Get the Money Shot in Cape Town
To say that Cape Town is a photographer’s dream is an understatement, especially if nature is where your lens points to most. It’s almost impossible to come to the city and not leave with at least a couple of great shots that will leave your friends back home turning green with envy. Here are some top spots where you can get a great shot.
A 20-minute drive from the city, this beach on the West Coast is where you’ll find the iconic postcard scene of Table Mountain, Devil’s Peak and Lion’s Head looming over the city bowl. While you’re almost guaranteed a great shot any time of day, it’s during sunset that the magic happens, with the sky often lighting up in hues of purple, orange, red and yellow, adding dramatic effect to an already incredible shot.
Local’s Tip: Just 5 minutes up the road from Blouberg, between Big Bay and Melkbosstrand, you’ll be able to see both Table Mountain and the Twelve Apostles mountain range that stretches behind it. A truly magnificent scene.
Top of Lion’s Head
Speaking of Table Mountain and the Twelve Apostles – a quick hike up Lion’s Head will give you a 360 degree view of the CBD, the mountain, the Atlantic Seaboard and also Robben Island. This gives a bit of a different angle to Table Mountain, and you’ll be able to appreciate this 1,000 meter high icon. Go at sunrise or sunset to get some incredible shots, and beat the crowds while you’re at it.
Local’s Tip: Hiking up Lion’s Head during a full moon is a very popular activity among the locals, especially in summer. This is a great opportunity to see the moon hanging over the city and lighting up Table Mountain in its glow.
The Western Cape is world famous for its wines, and the Constantia Valley, a short drive from the CBD, is where it all began. These farms produce wine to this day, and the vineyard is a great place to take some spectacular pictures, especially during sunrise and sunset when the sun drops behind the mountains.
Local’s Tip: Winter is when the vines wear their full coat of green leaves, on a rainy day the dark clouds can add dramatic effect.
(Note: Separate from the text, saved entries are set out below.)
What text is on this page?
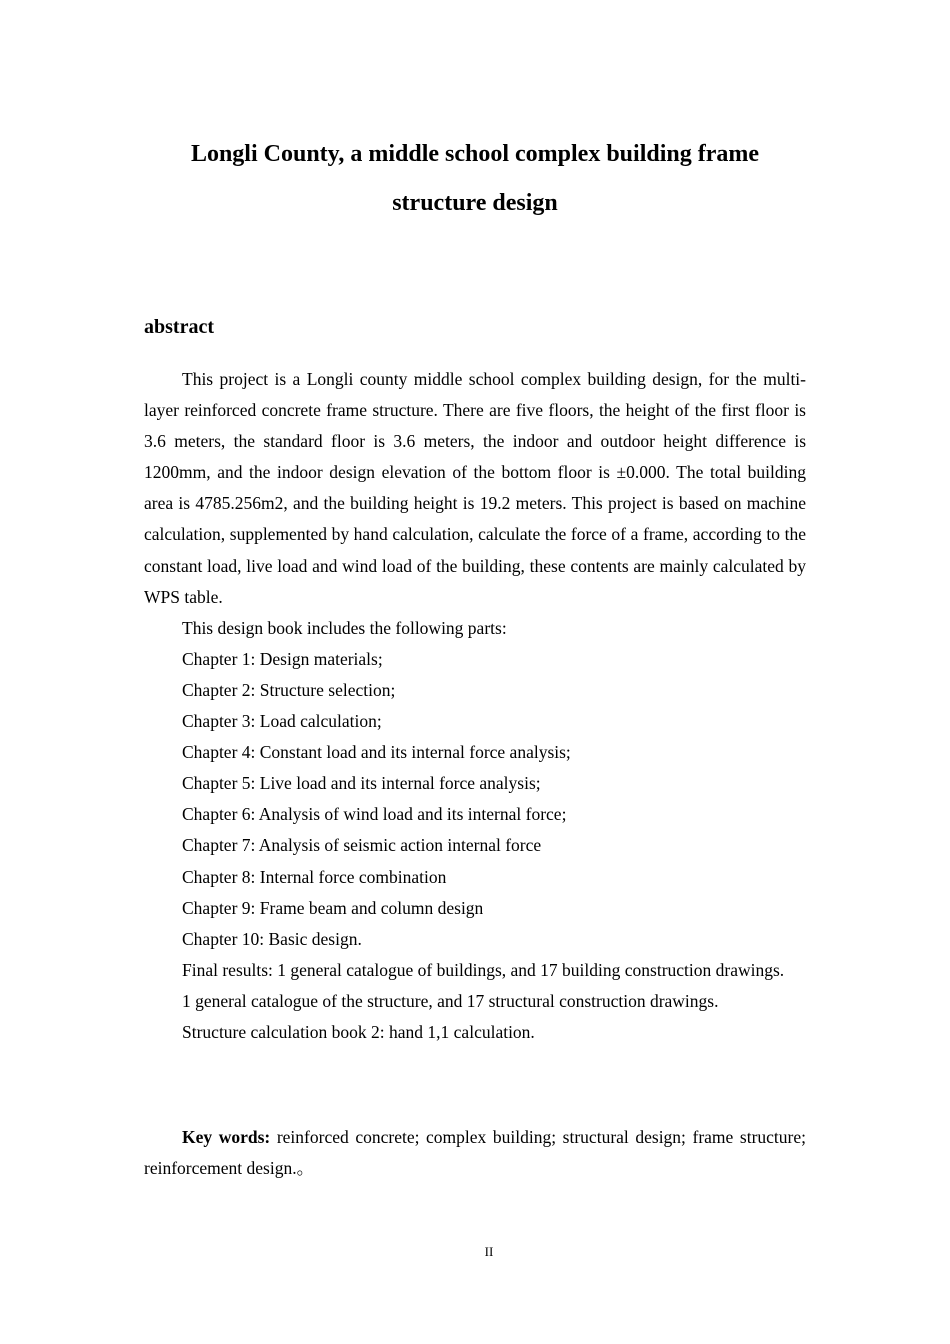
Longli County, a middle school complex building frame
structure design
abstract

This project is a Longli county middle school complex building design, for the multi-layer reinforced concrete frame structure. There are five floors, the height of the first floor is 3.6 meters, the standard floor is 3.6 meters, the indoor and outdoor height difference is 1200mm, and the indoor design elevation of the bottom floor is ±0.000. The total building area is 4785.256m2, and the building height is 19.2 meters. This project is based on machine calculation, supplemented by hand calculation, calculate the force of a frame, according to the constant load, live load and wind load of the building, these contents are mainly calculated by WPS table.

This design book includes the following parts:

Chapter 1: Design materials;

Chapter 2: Structure selection;

Chapter 3: Load calculation;

Chapter 4: Constant load and its internal force analysis;

Chapter 5: Live load and its internal force analysis;

Chapter 6: Analysis of wind load and its internal force;

Chapter 7: Analysis of seismic action internal force

Chapter 8: Internal force combination

Chapter 9: Frame beam and column design

Chapter 10: Basic design.

Final results: 1 general catalogue of buildings, and 17 building construction drawings.

1 general catalogue of the structure, and 17 structural construction drawings.

Structure calculation book 2: hand 1,1 calculation.

Key words: reinforced concrete; complex building; structural design; frame structure; reinforcement design.。
II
Right next to the Constantia Valley is the Kirstenbosch botanical gardens. This UNESCO World Heritage Site is home to an incredible variety of fauna and flora, pristine green lawns and the back of Table Mountain looming behind it. The so-called ‘Golden Hour’ is when the magic happens, especially in the afternoon – just keep in mind the sun can set quite quickly behind the mountain.
Local’s Tip: The windy road that leads south towards Hout Bay serves as the entrance to a number of forests which are well worth a visit.
St. James Beach
While Muizenberg is well known for it’s colourful bathing boxes and lazy longboard surfers, but due to its popularity the beach can get very crowded, especially during summer. However, its smaller, more secluded neighbour, St James Beach, is as good a spot, if not better. It features the same colourful bathing boxes and a large tidal pool that makes for some interesting shots.
Local’s Tip: From July to November Southern Right and Humpback whales can be seen frolicking in Kalk Bay, often coming quite close to the shore, so while shooting in St. James, be sure to keep an eye out for some of these magnificent creatures who might be passing by.
The Cape Malay neighbourhood of Bo-Kaap is a favourite among photographers with its narrow, cobbled streets and brightly coloured houses. The neighbourhood has many nooks and crannies to explore, including some derelict buildings dotted along the streets.
Local’s Tip: On 2 January, Bo-Kaap comes alive during the Cape Minstrels’ famous festive walk through the streets of Cape Town. While the area gets very busy during the festivities, it’s worth a visit to see the streets of Bo-Kaap in all its festive glory.